The VendorInsight® CCF Vendor Monitoring Solution
VendorInsight® will perform the following activities on a quarterly review basis for the critical,
customer-facing (CCF) vendors identified by our financial institution customer. In addition to monitoring
for the vendor name, VendorInsight® will also monitor and report on the presence of the name of the
customer financial institution. Each quarter, VendorInsight® will perform:
- A custom, manual review of all news items and research items from the previous quarter for each
critical-customer-facing (CCF) vendor. The specific focus of the review is to identify items related
to non-compliance with lending or disclosure laws, regulatory restrictions or other CFPB, FDIC or
OCC-related news items.
- Automated screening of each CCF vendor name, including the name of the financial institution
against the CFPB database of customer complaints. A quarterly report characterizing the number
of opened complaints, closed/resolved complaints, and responsiveness of the vendor in resolving complaints will be provided and automatically uploaded into the VendorInsight® records
- A custom online search of web content for each CCF vendor to identify social media items related
to customer complaints with the vendor's services, actions, or quality of delivery. A summary
report characterizing the number and nature of findings will be provided.
Pricing and Delivery
2013 Q4 and early 2014 pricing for each group of ten (10) critical-customer-facing (CCF) vendors or third
parties is expected to be $2,975 quarterly (invoiced annually with the VendorInsight® annual Program
Fee). All reports and summary items will be posted directly into the VendorInsight® system by
VendorInsight®, unless otherwise preferred. CCF monitoring may be discontinued or resumed at any
time by the customer as a part of its configuration of the VendorInsight® with all fees billed on a pro-rata
VendorInsight® recommends the addition of these services to all customer beginning in Q4 2013.

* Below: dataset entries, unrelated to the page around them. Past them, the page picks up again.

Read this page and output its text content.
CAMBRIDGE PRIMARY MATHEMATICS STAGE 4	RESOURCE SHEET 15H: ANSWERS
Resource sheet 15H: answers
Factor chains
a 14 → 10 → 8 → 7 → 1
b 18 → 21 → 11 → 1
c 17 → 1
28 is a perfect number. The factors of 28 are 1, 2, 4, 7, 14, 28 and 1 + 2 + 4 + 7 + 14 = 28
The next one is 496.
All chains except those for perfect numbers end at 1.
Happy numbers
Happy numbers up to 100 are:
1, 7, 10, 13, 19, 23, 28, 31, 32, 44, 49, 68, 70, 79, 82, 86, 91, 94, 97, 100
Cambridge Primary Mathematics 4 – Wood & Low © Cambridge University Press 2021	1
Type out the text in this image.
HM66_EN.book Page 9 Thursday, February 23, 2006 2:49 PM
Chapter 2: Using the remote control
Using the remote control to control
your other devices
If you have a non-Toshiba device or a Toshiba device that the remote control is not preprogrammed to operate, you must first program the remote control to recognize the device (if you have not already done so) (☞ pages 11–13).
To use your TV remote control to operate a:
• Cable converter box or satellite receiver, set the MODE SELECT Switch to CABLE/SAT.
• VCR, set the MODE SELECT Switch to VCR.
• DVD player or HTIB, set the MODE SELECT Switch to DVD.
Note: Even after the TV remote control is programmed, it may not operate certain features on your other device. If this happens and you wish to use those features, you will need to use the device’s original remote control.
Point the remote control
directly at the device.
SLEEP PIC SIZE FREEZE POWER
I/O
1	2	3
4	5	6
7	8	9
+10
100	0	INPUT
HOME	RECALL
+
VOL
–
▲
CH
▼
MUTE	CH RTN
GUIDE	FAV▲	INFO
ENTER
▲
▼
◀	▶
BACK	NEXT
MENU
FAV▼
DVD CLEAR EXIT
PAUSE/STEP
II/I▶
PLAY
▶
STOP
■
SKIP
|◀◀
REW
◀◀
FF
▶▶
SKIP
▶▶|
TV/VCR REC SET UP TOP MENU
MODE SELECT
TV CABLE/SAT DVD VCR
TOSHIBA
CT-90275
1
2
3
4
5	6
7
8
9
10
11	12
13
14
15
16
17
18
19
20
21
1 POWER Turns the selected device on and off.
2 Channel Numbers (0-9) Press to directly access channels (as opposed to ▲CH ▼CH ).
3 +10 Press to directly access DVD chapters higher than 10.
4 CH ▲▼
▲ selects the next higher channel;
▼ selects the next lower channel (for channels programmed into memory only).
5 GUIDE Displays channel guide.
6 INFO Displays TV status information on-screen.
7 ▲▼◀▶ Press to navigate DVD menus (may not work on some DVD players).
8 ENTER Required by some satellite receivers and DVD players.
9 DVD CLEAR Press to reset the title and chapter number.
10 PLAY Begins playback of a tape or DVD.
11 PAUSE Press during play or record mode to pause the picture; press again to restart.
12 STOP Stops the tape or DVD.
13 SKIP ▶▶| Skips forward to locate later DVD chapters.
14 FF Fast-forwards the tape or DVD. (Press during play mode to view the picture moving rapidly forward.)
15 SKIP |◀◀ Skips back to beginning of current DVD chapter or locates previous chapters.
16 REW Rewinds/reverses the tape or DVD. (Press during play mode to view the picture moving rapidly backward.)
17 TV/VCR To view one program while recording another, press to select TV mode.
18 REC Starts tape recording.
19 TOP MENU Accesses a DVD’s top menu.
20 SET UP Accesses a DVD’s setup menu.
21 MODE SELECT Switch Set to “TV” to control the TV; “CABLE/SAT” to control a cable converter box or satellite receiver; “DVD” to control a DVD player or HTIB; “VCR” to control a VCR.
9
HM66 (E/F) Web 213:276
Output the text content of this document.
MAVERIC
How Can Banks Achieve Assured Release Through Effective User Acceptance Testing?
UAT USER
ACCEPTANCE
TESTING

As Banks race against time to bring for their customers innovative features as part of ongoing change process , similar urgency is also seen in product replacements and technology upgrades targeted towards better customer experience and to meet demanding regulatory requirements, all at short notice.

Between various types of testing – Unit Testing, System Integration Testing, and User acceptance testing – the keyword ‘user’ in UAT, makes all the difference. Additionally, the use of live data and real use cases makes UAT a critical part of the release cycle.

Considering the excellent reputation of VendorInsight®, the favorable cost of the proposed solution
versus hiring new personnel or developing new systems or technologies, and the natural fit of the new
guidance within the domain of our vendor management technology, and the specific requirements
imposed by FFIEC, FDIC and OCC in their new guidance, it is recommended that each financial
institution customer of VendorInsight® leverage its relationship with VendorInsight® to enable
automation, integration and ease of workflow for these new vendor monitoring activities. The inclusion
and addition of VendorInsight®'s Critical Customer-Facing (CCF) Vendor Monitoring for Reputational
Risk, Abusive Practices, Customer Complaints and Social Media Monitoring for Customer-Facing
Vendor Outsourcing Relationships may be added by addendum to the VendorInsight® Services
Agreement and customer configuration at any time.
Further, it is our expectation that the scope of this type of vendor monitoring will evolve as regulators
and bank examiners further develop their thoughts and practices around this compliance requirement
and we will continually develop our solutions to meet the requirements and business needs in this area.
In keeping with our promise, the VendorInsight® solution protects our financial institution customers
and enables them to flexibly adapt to new emerging requirements as may be necessary over time.